A gene carries information in the sequence of its nucleotides, just as a sentence carries information in the sequence of its letters. Although most genes are made of DNA, the genes use RNA to make the proteins that are coded for in the DNA.

Genes are located on threadlike structures called chromosomes in the cell nucleus (a chromosome itself is a long molecule of DNA with proteins attached). Each cell of an organism carries at least one chromosome. Many organisms, including humans, have numerous chromosomes in their cells.

To make a protein from a gene in DNA, a cell first builds a strand of RNA that copies the information from the DNA molecule. This process is called the transcription of a gene.

The cell then uses the message in the RNA strand to build a protein molecule. This process is called the translation of a gene.

Only about one percent of our DNA is in protein-coding genes. The other 99 percent is noncoding DNA. Geneticists do not know the purpose of all this noncoding DNA, but they believe at least some of it is necessary for the proper functioning of cells, especially in controlling gene functions.

Genetic disorders occur when a mutation (a harmful change to a gene, also known as a pathogenic variant) affects our genes or when we have the wrong amount of genetic material.

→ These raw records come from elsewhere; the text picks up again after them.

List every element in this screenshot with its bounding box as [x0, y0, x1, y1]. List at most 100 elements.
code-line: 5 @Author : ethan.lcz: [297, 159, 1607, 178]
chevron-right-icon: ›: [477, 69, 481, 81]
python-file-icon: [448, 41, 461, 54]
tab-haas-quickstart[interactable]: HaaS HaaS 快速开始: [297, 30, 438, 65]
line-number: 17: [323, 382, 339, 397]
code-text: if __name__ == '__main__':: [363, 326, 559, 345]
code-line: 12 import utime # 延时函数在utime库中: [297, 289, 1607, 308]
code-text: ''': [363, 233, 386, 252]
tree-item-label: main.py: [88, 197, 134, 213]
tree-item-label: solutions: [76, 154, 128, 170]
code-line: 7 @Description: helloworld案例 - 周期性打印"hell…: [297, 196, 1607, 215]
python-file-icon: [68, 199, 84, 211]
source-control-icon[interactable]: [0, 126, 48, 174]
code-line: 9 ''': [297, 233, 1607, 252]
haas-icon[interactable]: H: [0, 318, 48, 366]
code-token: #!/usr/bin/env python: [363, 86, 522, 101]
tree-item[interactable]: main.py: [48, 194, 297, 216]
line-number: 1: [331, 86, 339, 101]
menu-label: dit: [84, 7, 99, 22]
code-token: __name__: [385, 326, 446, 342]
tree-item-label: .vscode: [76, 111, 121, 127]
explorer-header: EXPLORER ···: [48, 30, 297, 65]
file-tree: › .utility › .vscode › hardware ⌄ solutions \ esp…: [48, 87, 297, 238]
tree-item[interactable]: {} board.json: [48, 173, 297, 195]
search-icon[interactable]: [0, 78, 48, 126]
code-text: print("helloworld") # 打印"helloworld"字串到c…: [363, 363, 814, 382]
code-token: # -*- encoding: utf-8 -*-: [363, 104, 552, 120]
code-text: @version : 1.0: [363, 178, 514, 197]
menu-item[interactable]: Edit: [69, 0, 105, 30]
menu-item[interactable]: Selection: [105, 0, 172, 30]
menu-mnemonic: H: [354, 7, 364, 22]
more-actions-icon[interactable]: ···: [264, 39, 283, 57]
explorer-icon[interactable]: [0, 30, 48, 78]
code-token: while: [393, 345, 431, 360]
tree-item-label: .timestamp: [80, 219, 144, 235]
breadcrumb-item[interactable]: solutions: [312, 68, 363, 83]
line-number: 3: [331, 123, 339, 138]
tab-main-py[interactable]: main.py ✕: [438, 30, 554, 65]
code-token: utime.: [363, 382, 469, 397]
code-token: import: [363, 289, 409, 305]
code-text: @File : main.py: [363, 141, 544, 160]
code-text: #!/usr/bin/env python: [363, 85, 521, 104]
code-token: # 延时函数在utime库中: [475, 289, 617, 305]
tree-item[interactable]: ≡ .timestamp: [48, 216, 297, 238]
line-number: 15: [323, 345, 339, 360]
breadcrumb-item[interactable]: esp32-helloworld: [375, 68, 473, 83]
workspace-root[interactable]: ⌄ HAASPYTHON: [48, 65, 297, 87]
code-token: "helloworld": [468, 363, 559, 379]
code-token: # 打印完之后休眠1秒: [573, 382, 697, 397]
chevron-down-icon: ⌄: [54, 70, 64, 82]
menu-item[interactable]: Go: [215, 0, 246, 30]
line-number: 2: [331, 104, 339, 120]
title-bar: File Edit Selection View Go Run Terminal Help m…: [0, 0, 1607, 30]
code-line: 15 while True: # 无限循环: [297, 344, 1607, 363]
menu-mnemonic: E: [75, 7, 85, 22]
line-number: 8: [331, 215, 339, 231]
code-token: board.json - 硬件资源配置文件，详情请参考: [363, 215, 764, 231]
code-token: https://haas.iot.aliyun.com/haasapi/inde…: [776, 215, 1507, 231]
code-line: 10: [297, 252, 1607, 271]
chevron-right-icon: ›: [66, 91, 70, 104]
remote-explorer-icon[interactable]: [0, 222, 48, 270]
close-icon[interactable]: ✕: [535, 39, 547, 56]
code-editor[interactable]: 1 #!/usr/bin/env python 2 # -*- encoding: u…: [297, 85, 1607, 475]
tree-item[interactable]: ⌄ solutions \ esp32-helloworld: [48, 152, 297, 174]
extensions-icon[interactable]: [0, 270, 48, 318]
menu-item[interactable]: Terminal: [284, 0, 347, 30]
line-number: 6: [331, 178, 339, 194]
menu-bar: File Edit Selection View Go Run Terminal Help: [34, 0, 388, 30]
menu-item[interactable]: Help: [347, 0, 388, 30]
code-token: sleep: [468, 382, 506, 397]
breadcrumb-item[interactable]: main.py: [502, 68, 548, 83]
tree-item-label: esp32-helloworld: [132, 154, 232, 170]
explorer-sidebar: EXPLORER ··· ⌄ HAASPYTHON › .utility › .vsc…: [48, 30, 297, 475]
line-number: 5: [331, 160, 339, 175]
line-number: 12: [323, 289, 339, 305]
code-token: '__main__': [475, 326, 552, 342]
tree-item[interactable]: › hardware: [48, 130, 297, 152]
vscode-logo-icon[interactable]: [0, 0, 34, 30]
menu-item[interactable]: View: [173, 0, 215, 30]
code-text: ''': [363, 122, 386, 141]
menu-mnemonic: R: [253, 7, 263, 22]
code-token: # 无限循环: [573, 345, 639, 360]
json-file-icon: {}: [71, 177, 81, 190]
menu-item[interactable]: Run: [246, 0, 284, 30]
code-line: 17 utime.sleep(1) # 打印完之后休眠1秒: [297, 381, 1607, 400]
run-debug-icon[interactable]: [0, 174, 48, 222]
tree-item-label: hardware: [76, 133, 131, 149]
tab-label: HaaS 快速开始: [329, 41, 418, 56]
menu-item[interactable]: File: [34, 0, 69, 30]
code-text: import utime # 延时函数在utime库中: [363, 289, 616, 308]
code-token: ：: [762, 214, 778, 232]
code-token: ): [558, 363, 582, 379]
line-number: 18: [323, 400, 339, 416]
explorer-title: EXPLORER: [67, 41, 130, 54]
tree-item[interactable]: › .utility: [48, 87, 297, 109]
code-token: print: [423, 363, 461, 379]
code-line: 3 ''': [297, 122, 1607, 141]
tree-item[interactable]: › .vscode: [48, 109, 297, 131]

We receive half our genes from each biological parent and may inherit a gene mutation from one of them or both. Sometimes genes change due to issues within the DNA (mutations). This can raise our risk of having a genetic disorder. Some cause symptoms at birth, while others develop over time.

Genetic disorders can be:

• Chromosomal: This type affects the structures that hold your genes/DNA within each cell (chromosomes). With these conditions, people are missing or have duplicated chromosome material;
• Complex (multifactorial): These disorders stem from a combination of gene mutations and other factors. They include chemical exposure, diet, certain medications, and tobacco or alcohol use;
• Single-gene (monogenic): This group of conditions occurs from a single gene mutation.

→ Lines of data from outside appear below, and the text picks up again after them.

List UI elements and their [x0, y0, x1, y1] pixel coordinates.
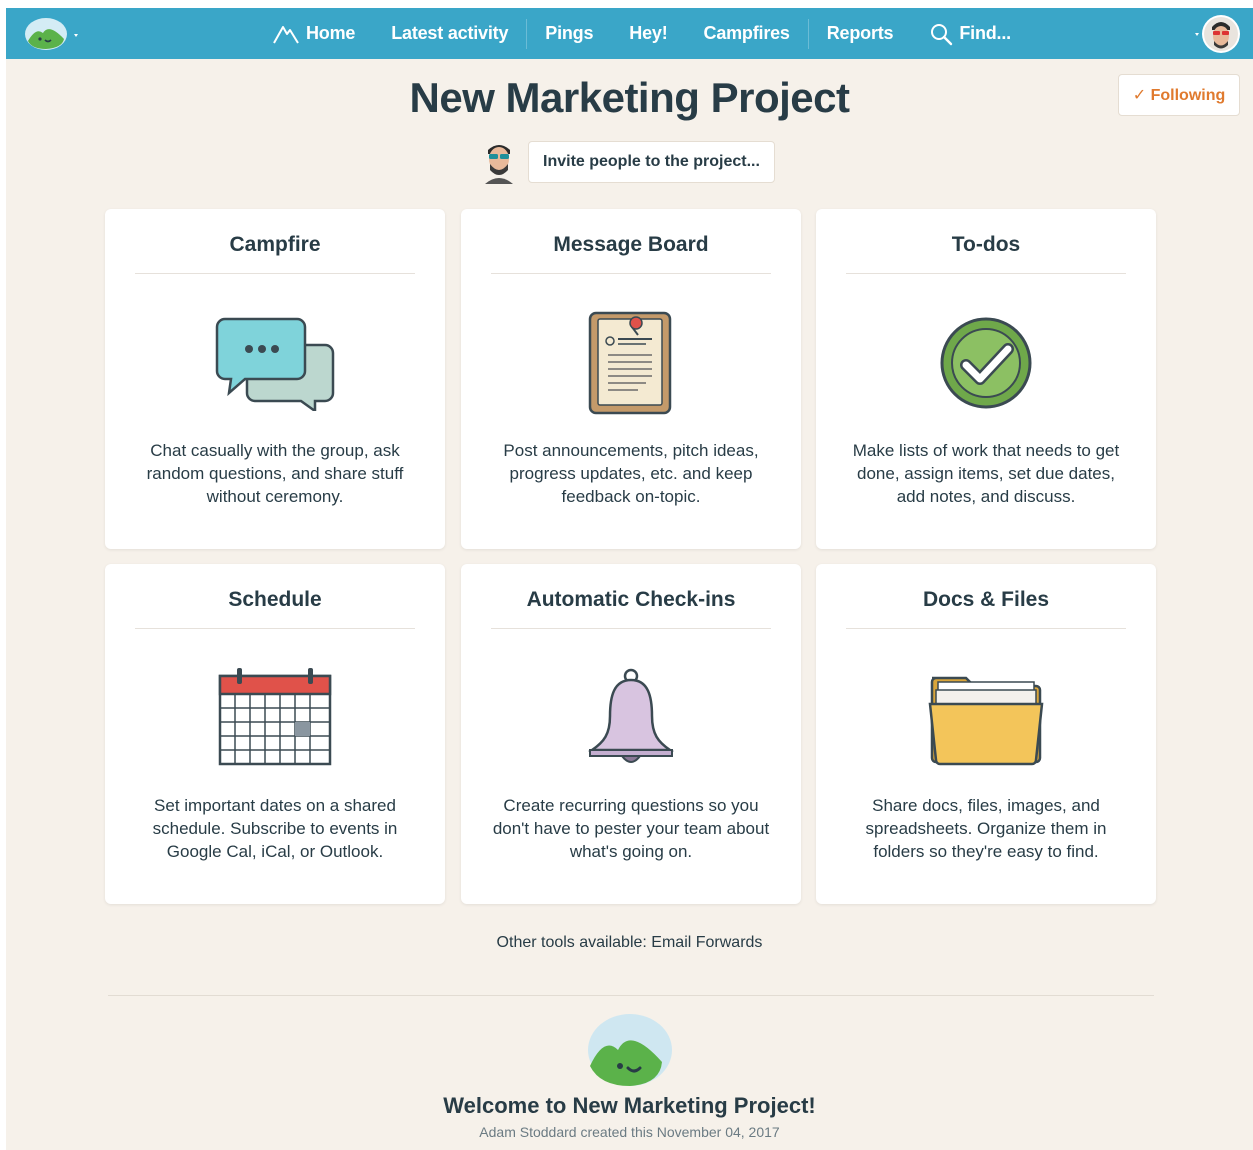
tool-card-schedule[interactable]: Schedule Set important dates on a shared… [105, 564, 445, 904]
tool-card-icon-wrap [461, 662, 801, 774]
user-avatar [1195, 15, 1240, 53]
created-by-text: Adam Stoddard created this November 04, … [479, 1124, 780, 1140]
nav-find-label: Find... [959, 23, 1011, 43]
other-tools-text[interactable]: Other tools available: Email Forwards [6, 934, 1253, 952]
welcome-title: Welcome to New Marketing Project! [443, 1093, 816, 1118]
tool-card-automatic-checkins[interactable]: Automatic Check-ins Create recurring que… [461, 564, 801, 904]
nav-campfires-label: Campfires [703, 23, 790, 43]
tool-card-title: To-dos [951, 233, 1021, 256]
checkmark-circle-icon [940, 317, 1032, 409]
nav-latest-activity[interactable]: Latest activity [373, 8, 526, 59]
bell-icon [587, 668, 675, 763]
basecamp-mascot-logo [588, 1014, 672, 1086]
nav-latest-activity-label: Latest activity [391, 23, 509, 43]
nav-hey-label: Hey! [629, 23, 668, 43]
invite-people-button[interactable]: Invite people to the project... [528, 141, 775, 183]
tool-card-description: Make lists of work that needs to get don… [852, 441, 1120, 506]
pinned-note-icon [588, 311, 672, 415]
tool-card-icon-wrap [105, 307, 445, 419]
tool-card-title: Campfire [229, 233, 321, 256]
nav-pings-label: Pings [545, 23, 594, 43]
project-title: New Marketing Project [409, 74, 850, 121]
tool-card-icon-wrap [816, 307, 1156, 419]
card-divider [491, 628, 771, 629]
card-divider [846, 273, 1126, 274]
user-menu[interactable] [1191, 14, 1241, 54]
app-frame: Home Latest activity Pings Hey! Campfire… [6, 8, 1253, 1150]
nav-items: Home Latest activity Pings Hey! Campfire… [254, 8, 1029, 59]
tool-card-todos[interactable]: To-dos Make lists of work that needs to … [816, 209, 1156, 549]
tool-card-description: Chat casually with the group, ask random… [146, 441, 404, 506]
tool-card-description: Set important dates on a shared schedule… [152, 796, 398, 861]
tool-card-title: Docs & Files [922, 588, 1050, 611]
tool-card-title: Message Board [553, 233, 709, 256]
chat-bubbles-icon [215, 317, 335, 411]
card-divider [491, 273, 771, 274]
nav-reports[interactable]: Reports [809, 8, 912, 59]
tool-card-icon-wrap [105, 662, 445, 774]
tool-card-description: Post announcements, pitch ideas, progres… [503, 441, 759, 506]
nav-campfires[interactable]: Campfires [686, 8, 808, 59]
tool-card-title: Schedule [228, 588, 322, 611]
nav-pings[interactable]: Pings [527, 8, 611, 59]
tool-card-campfire[interactable]: Campfire Chat casually with the group, a… [105, 209, 445, 549]
card-divider [135, 273, 415, 274]
invite-row: Invite people to the project... [482, 140, 775, 184]
nav-hey[interactable]: Hey! [611, 8, 685, 59]
basecamp-logo-icon [25, 18, 78, 50]
nav-home[interactable]: Home [254, 8, 373, 59]
home-mountain-icon [273, 25, 299, 44]
folder-icon [928, 676, 1044, 766]
following-button[interactable]: ✓ Following [1118, 74, 1240, 116]
section-divider [108, 995, 1154, 996]
tool-card-description: Create recurring questions so you don't … [492, 796, 770, 861]
tool-card-docs-files[interactable]: Docs & Files Share docs, files, images, … [816, 564, 1156, 904]
tool-card-icon-wrap [461, 307, 801, 419]
card-divider [846, 628, 1126, 629]
card-divider [135, 628, 415, 629]
basecamp-logo-menu[interactable] [24, 17, 84, 51]
tool-card-icon-wrap [816, 662, 1156, 774]
member-avatar [485, 145, 513, 184]
nav-home-label: Home [306, 23, 356, 43]
nav-find[interactable]: Find... [911, 8, 1029, 59]
top-nav: Home Latest activity Pings Hey! Campfire… [6, 8, 1253, 59]
tool-card-message-board[interactable]: Message Board Post announcements, pitch … [461, 209, 801, 549]
search-icon [931, 23, 953, 45]
tool-card-title: Automatic Check-ins [526, 588, 736, 611]
nav-reports-label: Reports [826, 23, 894, 43]
calendar-icon [218, 668, 332, 766]
tool-card-description: Share docs, files, images, and spreadshe… [865, 796, 1107, 861]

There is often little we can do to prevent a genetic disorder. But genetic counseling and testing can help us learn more about our risks.

If you have a family history of a genetic disorder, you may wish to consider genetic counseling to see if testing is appropriate for you. Lab tests can typically show whether you have gene mutations responsible for that condition. In many cases, carrying the mutation does not always mean you’ll end up with it.